Tuesday, February 3, 2009

symptoms of canine diabetes

Glycated hemoglobin is abnormally high in diabetics with chronic hyperglycemia and reflects their metabolic control. It is produced by nonenzymatic condensation of glucose molecules with free amino groups on the globin component of hemoglobin. The higher the prevailing ambient levels of blood glucose, the higher will be the level of glycated hemoglobin.
The major form of glycohemoglobin is termed hemoglobin A1c, which normally comprises only 4-6% of the total hemoglobin. The remaining glycohemoglobins (2-4% of the total) consist of phosphorylated glucose or fructose and are termed hemoglobin A1a and hemoglobin A1b. Some laboratories measure the sum of these three glycohemoglobins and report it as hemoglobin A1, but more laboratories are converting to the more intricate but highly specific HbA1c assay. There are now monoclonal immunoassays for measuring HbA1c. Machines based on this technology can be used in clinicians' offices. They use capillary blood and give a result in about 9 minutes, allowing immediate feedback to the patients regarding their glycemic control.

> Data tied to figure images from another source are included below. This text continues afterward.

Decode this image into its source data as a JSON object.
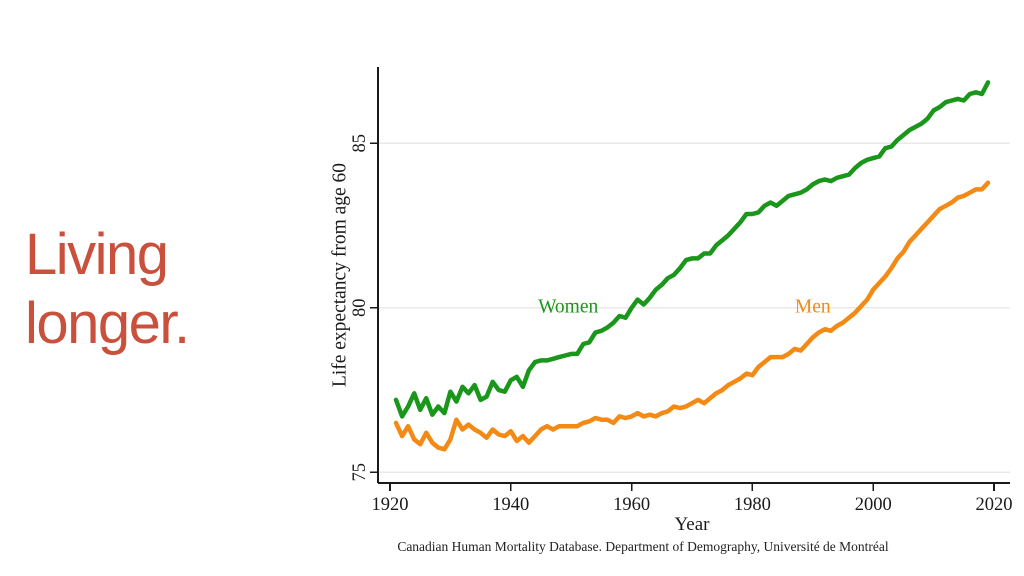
{
  "slide": {
    "heading": {
      "line1": "Living",
      "line2": "longer.",
      "color": "#C8503C"
    }
  },
  "chart_data": {
    "type": "line",
    "title": "",
    "xlabel": "Year",
    "ylabel": "Life expectancy from age 60",
    "source_note": "Canadian Human Mortality Database. Department of Demography, Université de Montréal",
    "x_ticks": [
      1920,
      1940,
      1960,
      1980,
      2000,
      2020
    ],
    "y_ticks": [
      75,
      80,
      85
    ],
    "xlim": [
      1918,
      2022
    ],
    "ylim": [
      74.6,
      87.2
    ],
    "grid": "horizontal-light",
    "legend": "inline-labels",
    "axis_color": "#1a1a1a",
    "grid_color": "#e9e9e9",
    "x": [
      1921,
      1922,
      1923,
      1924,
      1925,
      1926,
      1927,
      1928,
      1929,
      1930,
      1931,
      1932,
      1933,
      1934,
      1935,
      1936,
      1937,
      1938,
      1939,
      1940,
      1941,
      1942,
      1943,
      1944,
      1945,
      1946,
      1947,
      1948,
      1949,
      1950,
      1951,
      1952,
      1953,
      1954,
      1955,
      1956,
      1957,
      1958,
      1959,
      1960,
      1961,
      1962,
      1963,
      1964,
      1965,
      1966,
      1967,
      1968,
      1969,
      1970,
      1971,
      1972,
      1973,
      1974,
      1975,
      1976,
      1977,
      1978,
      1979,
      1980,
      1981,
      1982,
      1983,
      1984,
      1985,
      1986,
      1987,
      1988,
      1989,
      1990,
      1991,
      1992,
      1993,
      1994,
      1995,
      1996,
      1997,
      1998,
      1999,
      2000,
      2001,
      2002,
      2003,
      2004,
      2005,
      2006,
      2007,
      2008,
      2009,
      2010,
      2011,
      2012,
      2013,
      2014,
      2015,
      2016,
      2017,
      2018,
      2019
    ],
    "series": [
      {
        "name": "Women",
        "color": "#1A961A",
        "label_at": {
          "year": 1949.5,
          "value": 80.0
        },
        "values": [
          77.2,
          76.7,
          77.0,
          77.4,
          76.9,
          77.25,
          76.75,
          77.0,
          76.8,
          77.45,
          77.15,
          77.6,
          77.4,
          77.65,
          77.2,
          77.3,
          77.75,
          77.5,
          77.45,
          77.8,
          77.9,
          77.6,
          78.1,
          78.35,
          78.4,
          78.4,
          78.45,
          78.5,
          78.55,
          78.6,
          78.6,
          78.9,
          78.95,
          79.25,
          79.3,
          79.4,
          79.55,
          79.75,
          79.7,
          80.0,
          80.25,
          80.1,
          80.3,
          80.55,
          80.7,
          80.9,
          81.0,
          81.2,
          81.45,
          81.5,
          81.5,
          81.65,
          81.65,
          81.9,
          82.05,
          82.2,
          82.4,
          82.6,
          82.85,
          82.85,
          82.9,
          83.1,
          83.2,
          83.1,
          83.25,
          83.4,
          83.45,
          83.5,
          83.6,
          83.75,
          83.85,
          83.9,
          83.85,
          83.95,
          84.0,
          84.05,
          84.25,
          84.4,
          84.5,
          84.55,
          84.6,
          84.85,
          84.9,
          85.1,
          85.25,
          85.4,
          85.5,
          85.6,
          85.75,
          86.0,
          86.1,
          86.25,
          86.3,
          86.35,
          86.3,
          86.5,
          86.55,
          86.5,
          86.85
        ]
      },
      {
        "name": "Men",
        "color": "#F28A15",
        "label_at": {
          "year": 1990,
          "value": 80.0
        },
        "values": [
          76.5,
          76.1,
          76.4,
          76.0,
          75.85,
          76.2,
          75.9,
          75.75,
          75.7,
          76.0,
          76.6,
          76.3,
          76.45,
          76.3,
          76.2,
          76.05,
          76.3,
          76.15,
          76.1,
          76.25,
          75.95,
          76.1,
          75.9,
          76.1,
          76.3,
          76.4,
          76.3,
          76.4,
          76.4,
          76.4,
          76.4,
          76.5,
          76.55,
          76.65,
          76.6,
          76.6,
          76.5,
          76.7,
          76.65,
          76.7,
          76.8,
          76.7,
          76.75,
          76.7,
          76.8,
          76.85,
          77.0,
          76.95,
          77.0,
          77.1,
          77.2,
          77.1,
          77.25,
          77.4,
          77.5,
          77.65,
          77.75,
          77.85,
          78.0,
          77.95,
          78.2,
          78.35,
          78.5,
          78.5,
          78.5,
          78.6,
          78.75,
          78.7,
          78.9,
          79.1,
          79.25,
          79.35,
          79.3,
          79.45,
          79.55,
          79.7,
          79.85,
          80.05,
          80.25,
          80.55,
          80.75,
          80.95,
          81.2,
          81.5,
          81.7,
          82.0,
          82.2,
          82.4,
          82.6,
          82.8,
          83.0,
          83.1,
          83.2,
          83.35,
          83.4,
          83.5,
          83.6,
          83.6,
          83.8
        ]
      }
    ]
  }
}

Since glycohemoglobins circulate within red blood cells whose life span lasts up to 120 days, they generally reflect the state of glycemia over the preceding 8-12 weeks, thereby providing an improved method of assessing diabetic control. Measurements should be made in patients with either type of diabetes mellitus at 3- to 4-month intervals so that adjustments in therapy can be made if glycohemoglobin is either subnormal or if it is more than 2% above the upper limits of normal for a particular laboratory. In patients monitoring their own blood glucose levels, glycohemoglobin values provide a valuable check on the accuracy of monitoring. In patients who do not monitor their own blood glucose levels, glycohemoglobin values are essential for adjusting therapy. Use of glycohemoglobin for screening is controversial. Sensitivity in detecting known diabetes cases by hemoglobin A1c measurements is only 85%, indicating that diabetes cannot be excluded by a normal value. On the other hand, elevated hemoglobin A1c assays are fairly specific (91%) in identifying the presence of diabetes.
Occasionally, fluctuations in hemoglobin A1 are due to an acutely generated, reversible, intermediary (aldimine-linked) product that can falsely elevate glycohemoglobins when measured with "short-cut" chromatographic methods. This can be eliminated by using specific HPLC methods that detect HbA1c or by dialysis of the hemolysate before chromatography. When hemoglobin variants are present, such as negatively charged hemoglobin F, acetylated hemoglobin from high-dose aspirin therapy, or carbamoylated hemoglobin produced by the complexing of urea with hemoglobin in uremia, falsely high "hemoglobin A1" values are obtained with commonly used chromatographic methods. In the presence of positively charged hemoglobin variants such as hemoglobin S or C, or when the life span of red blood cells is reduced by increased hemolysis or hemorrhage, falsely low values for "hemoglobin A1" result.